Sir John Quinton, chairman of Barclays Bank, warned that the recession could continue for another two years while the pound sank to its lowest level since Britain joined the European exchange rate mechanism. BP said it was making 11,500 staff redundant and was halving its dividend, the first time it had done so since the First World War.

Depressed householders considering selling their homes were told not only of falling prices but also of the spread of the practice of 'gazundering' whereby offers are lowered just before the signing of contracts.

One person who may have to raise some extra cash is Jani Allan, the South African journalist who lost her libel action against Channel 4 television.

Faced with a legal bill for pounds 300,000, Miss Allan, 40, said she did not have the money. Detailed evidence of her alleged affair with Eugene Terre-Blanche, head of the Afrikaner Resistance Movement (AWB), resulted in a jury rejecting the claim that the programme The Leader, the Driver and the Driver's Wife defamed her by portraying her as a woman of easy virtue.
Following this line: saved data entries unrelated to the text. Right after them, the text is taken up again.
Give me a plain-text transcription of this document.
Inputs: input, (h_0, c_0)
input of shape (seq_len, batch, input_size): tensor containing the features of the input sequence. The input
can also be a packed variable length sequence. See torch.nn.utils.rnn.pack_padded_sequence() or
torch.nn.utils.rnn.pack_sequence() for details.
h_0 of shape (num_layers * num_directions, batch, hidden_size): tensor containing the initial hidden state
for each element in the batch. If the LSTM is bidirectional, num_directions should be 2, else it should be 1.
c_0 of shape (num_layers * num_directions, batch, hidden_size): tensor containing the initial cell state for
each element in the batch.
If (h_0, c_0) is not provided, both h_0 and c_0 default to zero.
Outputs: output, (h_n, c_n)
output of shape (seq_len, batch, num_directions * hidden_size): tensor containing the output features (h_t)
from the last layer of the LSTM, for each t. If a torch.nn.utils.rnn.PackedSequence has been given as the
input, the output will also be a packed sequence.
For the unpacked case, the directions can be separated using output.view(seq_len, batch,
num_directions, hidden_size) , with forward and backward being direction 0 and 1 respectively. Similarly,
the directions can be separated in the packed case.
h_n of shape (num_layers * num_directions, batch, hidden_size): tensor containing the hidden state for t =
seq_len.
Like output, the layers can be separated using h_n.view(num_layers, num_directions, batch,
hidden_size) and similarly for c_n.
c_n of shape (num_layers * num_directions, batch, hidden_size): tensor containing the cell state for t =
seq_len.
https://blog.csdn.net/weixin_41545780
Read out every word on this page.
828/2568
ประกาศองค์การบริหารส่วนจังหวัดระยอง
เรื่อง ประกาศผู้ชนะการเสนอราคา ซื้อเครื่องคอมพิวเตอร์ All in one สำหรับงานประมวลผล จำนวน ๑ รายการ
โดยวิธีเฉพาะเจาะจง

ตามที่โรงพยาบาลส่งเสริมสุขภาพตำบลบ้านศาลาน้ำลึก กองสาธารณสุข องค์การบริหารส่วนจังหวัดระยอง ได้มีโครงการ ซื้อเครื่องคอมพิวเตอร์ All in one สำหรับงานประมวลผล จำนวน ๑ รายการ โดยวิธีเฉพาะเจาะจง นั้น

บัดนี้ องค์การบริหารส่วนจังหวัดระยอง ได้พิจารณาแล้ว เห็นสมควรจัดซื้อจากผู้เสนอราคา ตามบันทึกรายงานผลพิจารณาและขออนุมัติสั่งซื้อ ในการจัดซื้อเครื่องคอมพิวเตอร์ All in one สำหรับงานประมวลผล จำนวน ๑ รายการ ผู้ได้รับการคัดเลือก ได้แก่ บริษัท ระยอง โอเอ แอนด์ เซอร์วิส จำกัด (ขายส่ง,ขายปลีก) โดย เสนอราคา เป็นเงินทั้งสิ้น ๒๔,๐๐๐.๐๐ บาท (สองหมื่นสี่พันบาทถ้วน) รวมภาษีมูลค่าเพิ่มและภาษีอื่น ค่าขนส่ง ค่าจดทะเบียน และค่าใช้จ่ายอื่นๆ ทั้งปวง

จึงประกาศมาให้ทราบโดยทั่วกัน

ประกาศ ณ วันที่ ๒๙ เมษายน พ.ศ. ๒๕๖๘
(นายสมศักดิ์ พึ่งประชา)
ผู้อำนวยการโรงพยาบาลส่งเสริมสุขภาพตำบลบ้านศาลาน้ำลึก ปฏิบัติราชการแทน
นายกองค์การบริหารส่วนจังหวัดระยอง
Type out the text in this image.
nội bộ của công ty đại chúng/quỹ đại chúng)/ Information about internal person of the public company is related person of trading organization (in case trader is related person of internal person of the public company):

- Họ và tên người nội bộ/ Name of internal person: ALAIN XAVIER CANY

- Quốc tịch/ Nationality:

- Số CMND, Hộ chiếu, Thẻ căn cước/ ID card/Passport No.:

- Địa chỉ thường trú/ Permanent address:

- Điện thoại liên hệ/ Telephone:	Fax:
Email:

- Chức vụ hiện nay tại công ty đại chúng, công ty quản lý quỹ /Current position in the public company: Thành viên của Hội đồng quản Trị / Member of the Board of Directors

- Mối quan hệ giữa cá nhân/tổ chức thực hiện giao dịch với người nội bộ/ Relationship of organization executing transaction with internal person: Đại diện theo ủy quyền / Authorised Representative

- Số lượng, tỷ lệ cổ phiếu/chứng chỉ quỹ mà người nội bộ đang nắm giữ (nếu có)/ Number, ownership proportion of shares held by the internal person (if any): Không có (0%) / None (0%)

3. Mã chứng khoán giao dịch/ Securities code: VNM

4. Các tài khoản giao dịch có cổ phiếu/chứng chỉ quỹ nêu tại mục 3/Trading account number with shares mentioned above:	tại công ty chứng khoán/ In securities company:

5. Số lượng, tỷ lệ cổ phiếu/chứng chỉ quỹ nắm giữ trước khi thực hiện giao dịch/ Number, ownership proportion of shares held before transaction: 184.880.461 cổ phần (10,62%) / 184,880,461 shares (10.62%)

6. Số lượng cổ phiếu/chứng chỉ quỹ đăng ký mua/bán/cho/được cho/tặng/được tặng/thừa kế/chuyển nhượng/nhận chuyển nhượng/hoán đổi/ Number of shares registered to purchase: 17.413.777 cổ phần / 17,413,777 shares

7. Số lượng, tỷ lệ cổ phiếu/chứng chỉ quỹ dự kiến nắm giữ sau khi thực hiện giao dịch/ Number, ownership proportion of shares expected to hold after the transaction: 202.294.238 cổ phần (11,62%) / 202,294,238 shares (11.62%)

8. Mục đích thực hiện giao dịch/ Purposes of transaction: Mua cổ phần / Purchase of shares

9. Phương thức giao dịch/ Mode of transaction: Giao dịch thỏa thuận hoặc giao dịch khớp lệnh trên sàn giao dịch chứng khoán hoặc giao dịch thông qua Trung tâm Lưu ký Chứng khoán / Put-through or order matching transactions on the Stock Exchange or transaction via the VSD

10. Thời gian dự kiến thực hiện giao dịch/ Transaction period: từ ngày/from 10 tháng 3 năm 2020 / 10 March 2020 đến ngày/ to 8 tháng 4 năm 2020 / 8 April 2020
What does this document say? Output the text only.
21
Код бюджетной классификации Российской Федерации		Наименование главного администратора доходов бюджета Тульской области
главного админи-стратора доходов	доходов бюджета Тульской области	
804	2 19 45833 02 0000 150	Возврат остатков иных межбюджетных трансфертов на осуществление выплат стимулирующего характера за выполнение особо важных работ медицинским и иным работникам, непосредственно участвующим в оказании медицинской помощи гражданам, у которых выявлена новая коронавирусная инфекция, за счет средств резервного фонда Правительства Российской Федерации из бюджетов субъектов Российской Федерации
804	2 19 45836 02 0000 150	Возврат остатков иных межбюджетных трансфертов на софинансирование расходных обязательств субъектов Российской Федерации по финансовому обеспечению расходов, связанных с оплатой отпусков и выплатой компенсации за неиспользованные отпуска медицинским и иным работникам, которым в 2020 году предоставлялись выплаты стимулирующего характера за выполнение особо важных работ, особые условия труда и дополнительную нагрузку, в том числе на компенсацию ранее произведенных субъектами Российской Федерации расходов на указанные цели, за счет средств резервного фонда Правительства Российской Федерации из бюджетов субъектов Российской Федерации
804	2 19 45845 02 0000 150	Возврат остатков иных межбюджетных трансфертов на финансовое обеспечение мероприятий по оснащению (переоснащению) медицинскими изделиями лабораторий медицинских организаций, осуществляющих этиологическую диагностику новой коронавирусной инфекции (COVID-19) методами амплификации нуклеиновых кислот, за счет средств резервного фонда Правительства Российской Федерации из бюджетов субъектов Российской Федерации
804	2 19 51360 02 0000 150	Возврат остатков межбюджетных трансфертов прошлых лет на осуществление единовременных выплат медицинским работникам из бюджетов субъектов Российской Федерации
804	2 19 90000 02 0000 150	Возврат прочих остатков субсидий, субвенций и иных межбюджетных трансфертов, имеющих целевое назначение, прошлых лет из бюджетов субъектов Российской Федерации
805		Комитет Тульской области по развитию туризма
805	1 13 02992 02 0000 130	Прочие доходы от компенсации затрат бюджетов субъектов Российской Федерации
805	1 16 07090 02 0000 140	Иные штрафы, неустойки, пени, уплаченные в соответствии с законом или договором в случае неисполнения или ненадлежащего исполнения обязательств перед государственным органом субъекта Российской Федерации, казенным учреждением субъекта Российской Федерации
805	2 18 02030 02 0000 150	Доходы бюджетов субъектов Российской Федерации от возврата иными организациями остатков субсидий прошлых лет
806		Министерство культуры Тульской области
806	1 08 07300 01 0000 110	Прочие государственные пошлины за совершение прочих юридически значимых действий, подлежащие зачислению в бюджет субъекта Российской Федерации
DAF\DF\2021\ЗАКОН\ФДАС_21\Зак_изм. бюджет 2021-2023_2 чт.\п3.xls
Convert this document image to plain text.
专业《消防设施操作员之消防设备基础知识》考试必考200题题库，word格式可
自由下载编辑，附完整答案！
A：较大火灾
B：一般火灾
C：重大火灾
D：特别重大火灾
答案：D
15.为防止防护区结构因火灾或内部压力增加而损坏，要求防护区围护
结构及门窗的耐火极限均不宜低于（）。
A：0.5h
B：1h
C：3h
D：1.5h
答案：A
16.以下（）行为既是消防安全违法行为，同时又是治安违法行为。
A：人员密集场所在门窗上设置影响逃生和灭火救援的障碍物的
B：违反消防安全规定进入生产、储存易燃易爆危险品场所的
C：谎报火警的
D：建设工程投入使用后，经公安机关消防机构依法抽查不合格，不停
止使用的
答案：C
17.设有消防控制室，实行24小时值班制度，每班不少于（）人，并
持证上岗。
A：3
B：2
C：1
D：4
The talents and abilities of another woman, Sally Gunnell, hit the front pages in more respectable fashion when she became the first British woman since 1964 to win a gold medal for a track event at the Olympics. Her victory in the 400 metres hurdles was celebrated in a week when most attention was concentrated on events inside the stadium rather than controversy over drugs or commercialisation. The British team was hoping to beat its post-war record of six gold medals won in 1956.

British Rail set a new record of its own by attracting the highest number of passenger complaints made to the Central Transport Consultative Committee, its consumer watchdog.

The number of complaints rose by 4 per cent on the previous year. Lack of information, dirty trains and stations, late arrivals and cancellations were the main points. The committee said there was a pounds 3.1bn gap between the funding available to BR over the next three years and what was needed to sustain adequate investment.

BR managers must be thankful at the reluctance of the British to complain at all. Passengers observed a couple having sexual intercourse on a train from Margate to London but only protested when they lit cigarettes in a non-smoking compartment.